In Tarifverhandlungen geht es um mehr Geld, um Prozente. Aber nicht nur. Zunehmend verhandeln Gewerkschaften neben den quantitativen Forderungen auch qualitative. Dazu gehören andere Arbeitszeitregelungen, das Recht auf Weiterbildung oder die Gestaltung des demografischen Wandels. Ein Novum ist, tarifvertraglich Leistungsverdichtung auszuschließen. Eben das will die IG BAU nun für das Gebäudereiniger-Handwerk erreichen.

Leipzig 16.06.2015 Demo

Gebäudereiniger. Der Tarifvertrag gegen Leistungsverdichtung, den die IG BAU für das Gebäudereiniger-Handwerk anstrebt,  wäre der erste dieser Art in Deutschland. In der anstehenden Tarifrunde fordert die IG BAU für die rund 600 000 Beschäftigten im Gebäudereiniger-Handwerk neben höheren Löhnen auch  eine verbindliche Regelung gegen Turbo-Putzen und Leistungsdruck. „Seit Jahren beobachten wir, dass Betriebe vor und nach Tarifrunden die zu putzende Fläche ohne Zeitausgleich erhöhen oder die Beschäftigten die gleichen Quadratmeter in kürzerer Zeit reinigen müssen. Das bedeutet im Ergebnis, die Beschäftigten bezahlen ihr Lohnplus selbst, trotz guter Branchenentwicklung“, erklärt IG BAU-Bundesvorstandsmitglied und Verhandlungsführerin Ulrike Laux. Sie will „eine Lösung, die verhindert, dass die Beschäftigten im Job verschlissen werden“.

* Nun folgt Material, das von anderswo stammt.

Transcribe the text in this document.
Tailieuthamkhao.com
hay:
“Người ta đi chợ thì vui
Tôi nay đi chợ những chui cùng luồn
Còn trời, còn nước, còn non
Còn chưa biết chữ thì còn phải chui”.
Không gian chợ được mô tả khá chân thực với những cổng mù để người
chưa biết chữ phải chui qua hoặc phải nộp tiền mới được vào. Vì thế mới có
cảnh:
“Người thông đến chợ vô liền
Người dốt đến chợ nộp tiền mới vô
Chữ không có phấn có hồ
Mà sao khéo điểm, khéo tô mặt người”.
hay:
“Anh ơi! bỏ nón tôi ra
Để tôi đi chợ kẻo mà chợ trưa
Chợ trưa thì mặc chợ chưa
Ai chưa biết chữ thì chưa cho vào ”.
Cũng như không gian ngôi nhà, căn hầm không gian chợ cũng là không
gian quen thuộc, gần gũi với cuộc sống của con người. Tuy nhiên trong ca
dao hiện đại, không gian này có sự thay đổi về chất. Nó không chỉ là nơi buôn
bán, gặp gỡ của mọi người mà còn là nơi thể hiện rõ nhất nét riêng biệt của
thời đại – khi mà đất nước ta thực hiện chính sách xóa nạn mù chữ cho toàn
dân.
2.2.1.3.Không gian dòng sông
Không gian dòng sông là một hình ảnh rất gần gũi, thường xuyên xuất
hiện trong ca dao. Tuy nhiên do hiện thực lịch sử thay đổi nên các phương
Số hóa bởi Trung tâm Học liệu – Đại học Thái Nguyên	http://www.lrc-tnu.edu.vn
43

Die IG BAU will in dem Tarifvertrag gegen Leistungsverdichtung etwa regeln, dass es keine Zeitkürzungen und Reviererweiterungen vor und nach Tarifverhandlungen mehr gibt. Der Quadratmeterleistung seien körperliche Grenzen gesetzt, und diese müssten tarifvertraglich festgelegt werden. Zudem will die Gewerkschaft sicherstellen, dass ausreichend Einarbeitungszeit gewährleistet wird und die Beschäftigten mehr Weiterbildung erhalten.

Pensum nicht zu schaffen
„Gebäudereinigerinnen und Gebäudereiniger, die neu in ein Objekt kommen, sind oft auf sich allein gestellt“, beschreibt Ulrike Laux. Sie erhielten so gut wie keine Einweisung, sollen aber genauso schnell arbeiten wie eine erfahrene Fachkraft. Das sei nicht zu schaffen. „Die Zeitkalkulation ist überknapp und geht von einem optimalen Reinigungsverlauf aus. Jeder Umweg wird bestraft“, so Laux. Unter solchen Bedingungen leide nicht nur die Gesundheit der Beschäftigten, sondern auch die Qualität der Leistung und am Ende das Image der Branche. Auch die Arbeitgeber sollten deshalb ein Interesse an einem Tarifvertrag gegen Leistungsverdichtung haben, meint Laux.

Arbeitgeber ohne Eile
Die IG BAU drängt an den Verhandlungstisch, die Arbeitgeber haben keine Eile. Sie warten erst mal ab, reden vom gesetzlichen Mindestlohn von 8,50 Euro und schieben den Beginn der Tarifverhandlungen nach hinten. Die IG BAU befürchtet, dass die Arbeitgeber die Tarifverhandlungen 2015 verzögern wollen – zumal es auch um die Angleichung der Entgelte in Ost und West geht.